Investigator named city’s Latino Employee of the Year

Terri Harber
Appeal Staff Writer

Rudolfo Ramirez, this year’s Carson City Latino Employee of the Year, enjoys his work as an investigator for the District Attorney’s office.

He will be among honorees at the Salsas Gala Dinner hosted by Nevada Hispanic Services on Sept. 15. The event is part of the annual Salsa Y Salsas Festival.

“I’m so gratified for the opportunity to represent my community,” he said. “It’s a big honor for me.”

Ramirez’s fluency in English and Spanish allows him to serve as a liaison between the district attorney’s office and the Hispanic community.

Bad experiences with law enforcement in their home countries can make some immigrants leery and, sometimes, fearful about dealing with authorities.

“We’re really glad to have him,” said Noel Waters, district attorney.

When his efforts result in these residents getting some sort of legal satisfaction or a fair break that causes these people to gain trust in local law enforcement officials or other authorities “it’s highly rewarding,” Ramirez said.

“We need to have positiveness within our community for people to understand us, our customs and cultures,” he said.

He has worked for the city nearly two years, but has been in law enforcement for about 25 years. He came to Carson City from the district attorney’s office in Las Vegas. His first law-enforcement job was with the New Mexico state police.

He sifts through evidence to help the city determine how to pursue cases. This includes doing general research and investigative tasks and ensuring witnesses get to court to testify.

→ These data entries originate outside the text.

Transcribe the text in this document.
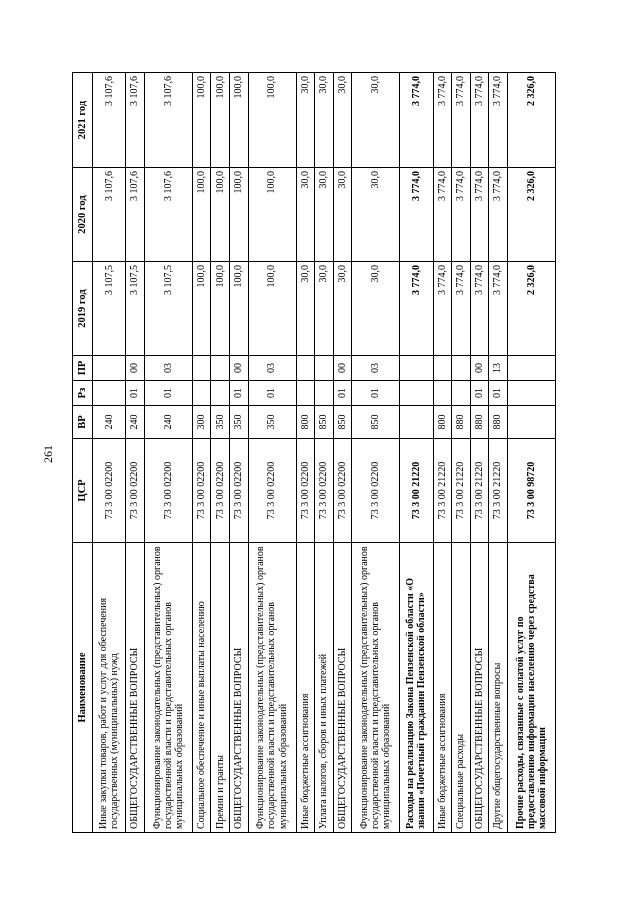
261
Наименование	ЦСР	ВР	Рз	ПР	2019 год	2020 год	2021 год
Иные закупки товаров, работ и услуг для обеспечения государственных (муниципальных) нужд	73 3 00 02200	240			3 107,5	3 107,6	3 107,6
ОБЩЕГОСУДАРСТВЕННЫЕ ВОПРОСЫ	73 3 00 02200	240	01	00	3 107,5	3 107,6	3 107,6
Функционирование законодательных (представительных) органов государственной власти и представительных органов муниципальных образований	73 3 00 02200	240	01	03	3 107,5	3 107,6	3 107,6
Социальное обеспечение и иные выплаты населению	73 3 00 02200	300			100,0	100,0	100,0
Премии и гранты	73 3 00 02200	350			100,0	100,0	100,0
ОБЩЕГОСУДАРСТВЕННЫЕ ВОПРОСЫ	73 3 00 02200	350	01	00	100,0	100,0	100,0
Функционирование законодательных (представительных) органов государственной власти и представительных органов муниципальных образований	73 3 00 02200	350	01	03	100,0	100,0	100,0
Иные бюджетные ассигнования	73 3 00 02200	800			30,0	30,0	30,0
Уплата налогов, сборов и иных платежей	73 3 00 02200	850			30,0	30,0	30,0
ОБЩЕГОСУДАРСТВЕННЫЕ ВОПРОСЫ	73 3 00 02200	850	01	00	30,0	30,0	30,0
Функционирование законодательных (представительных) органов государственной власти и представительных органов муниципальных образований	73 3 00 02200	850	01	03	30,0	30,0	30,0
Расходы на реализацию Закона Пензенской области «О звании «Почетный гражданин Пензенской области»	73 3 00 21220				3 774,0	3 774,0	3 774,0
Иные бюджетные ассигнования	73 3 00 21220	800			3 774,0	3 774,0	3 774,0
Специальные расходы	73 3 00 21220	880			3 774,0	3 774,0	3 774,0
ОБЩЕГОСУДАРСТВЕННЫЕ ВОПРОСЫ	73 3 00 21220	880	01	00	3 774,0	3 774,0	3 774,0
Другие общегосударственные вопросы	73 3 00 21220	880	01	13	3 774,0	3 774,0	3 774,0
Прочие расходы, связанные с оплатой услуг по предоставлению информации населению через средства массовой информации	73 3 00 98720				2 326,0	2 326,0	2 326,0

Tracking down hard-to-locate people also is a big part of his job and is especially crucial in resolving child-support cases. Skip tracing is a skill that has become more high-tech in recent years with the rise of the Internet.

He also does language interpreting in child-support court cases and serves as a translator whenever else the need arises.

Ramirez is from New Mexico’s Mesilla Valley. His uncle was the chief of police in Las Cruces. A Carson City resident, he is the father of nine children and grandfather of seven. He is the youngest of 11 children. He is the product of a blended family and is the patriarch of the same today, he said.

He also is involved with the League of United Latin American Citizens.